11pm on Friday night. The counter of Anaguma Kushikatsu bar in Nishiogikubo.
Pissed Man Number 1: “That stinks!”
Pissed Man Number 2: “What is that?! It stinks!?”
Pissed Man Number 3: “Who ordered this!? Take it away, it stinks!”
Before I tell you the source of the stink, I want to introduce Anaguma, the extraordinary venue. Anaguma, a 30 second walk from the train station, is the home of creative cooking in Nishiogikubo.
The owner, genial and eccentric Kagami, displays no respect for traditional menus and methods – he does not know them.
All kinds of food are battered, skewered and dipped in his deep-fat fryer: from spam, gizzard, banana and lotus root to freshly-gutted turtle and eel.
As well as the bizarre ingredients, Kagami`s cavalier frying technique also invites controversy.
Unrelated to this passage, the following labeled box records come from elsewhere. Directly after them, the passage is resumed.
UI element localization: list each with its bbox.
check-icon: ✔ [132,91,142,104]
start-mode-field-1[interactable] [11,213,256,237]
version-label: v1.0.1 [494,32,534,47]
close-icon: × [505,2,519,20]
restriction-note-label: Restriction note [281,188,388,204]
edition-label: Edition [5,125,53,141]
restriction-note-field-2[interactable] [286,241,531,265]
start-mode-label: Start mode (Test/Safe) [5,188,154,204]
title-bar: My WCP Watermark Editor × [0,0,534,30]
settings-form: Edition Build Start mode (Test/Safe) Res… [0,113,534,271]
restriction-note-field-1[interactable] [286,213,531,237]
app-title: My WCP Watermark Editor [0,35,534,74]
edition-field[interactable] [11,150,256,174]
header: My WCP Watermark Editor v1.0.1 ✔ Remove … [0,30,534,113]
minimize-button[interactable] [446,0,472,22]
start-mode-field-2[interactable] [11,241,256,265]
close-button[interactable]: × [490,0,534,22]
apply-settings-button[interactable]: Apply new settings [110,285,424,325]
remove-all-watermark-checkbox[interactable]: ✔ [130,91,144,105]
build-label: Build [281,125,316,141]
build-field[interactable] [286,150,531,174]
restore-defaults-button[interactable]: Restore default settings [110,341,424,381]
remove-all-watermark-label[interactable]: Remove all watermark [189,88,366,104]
He is notorious for his inattention to one fundamental detail:
“Kagami-san, kore agetenai yo” (This is not cooked!)
At Anaguma on Friday a new explosive ingredient, rather than Kagami`s cooking, was the problem. The source of the stink was kusaya –this appropriately translates as stinker. Kusaya is preserved fish. The fish are soaked in a vat of salt-rich broth – which might be centuries old, then they are sun-dried.
I knew of kusaya, but I had never eaten it. Yesterday I ordered two portions, the first battered, the second soaked in sake. I wanted to give it a fair chance.
An unearthly stink arrived well-before the plate. It was impossible to keep a clear head. I have no idea what it tastes like, I couldn`t breakthrough the nauseating waves of stink to distinguish a taste.
So what was the smell like? My fingers dare not type the word.
I needed at least one person to like stinker, just so I would not be stuck with it. Sadly, Kagami was the only person with a good word to say about it. After being passed along the counter, stinker returned to the metal counter in front of me.
In the end, there was only one way to get rid of the smell – eat it.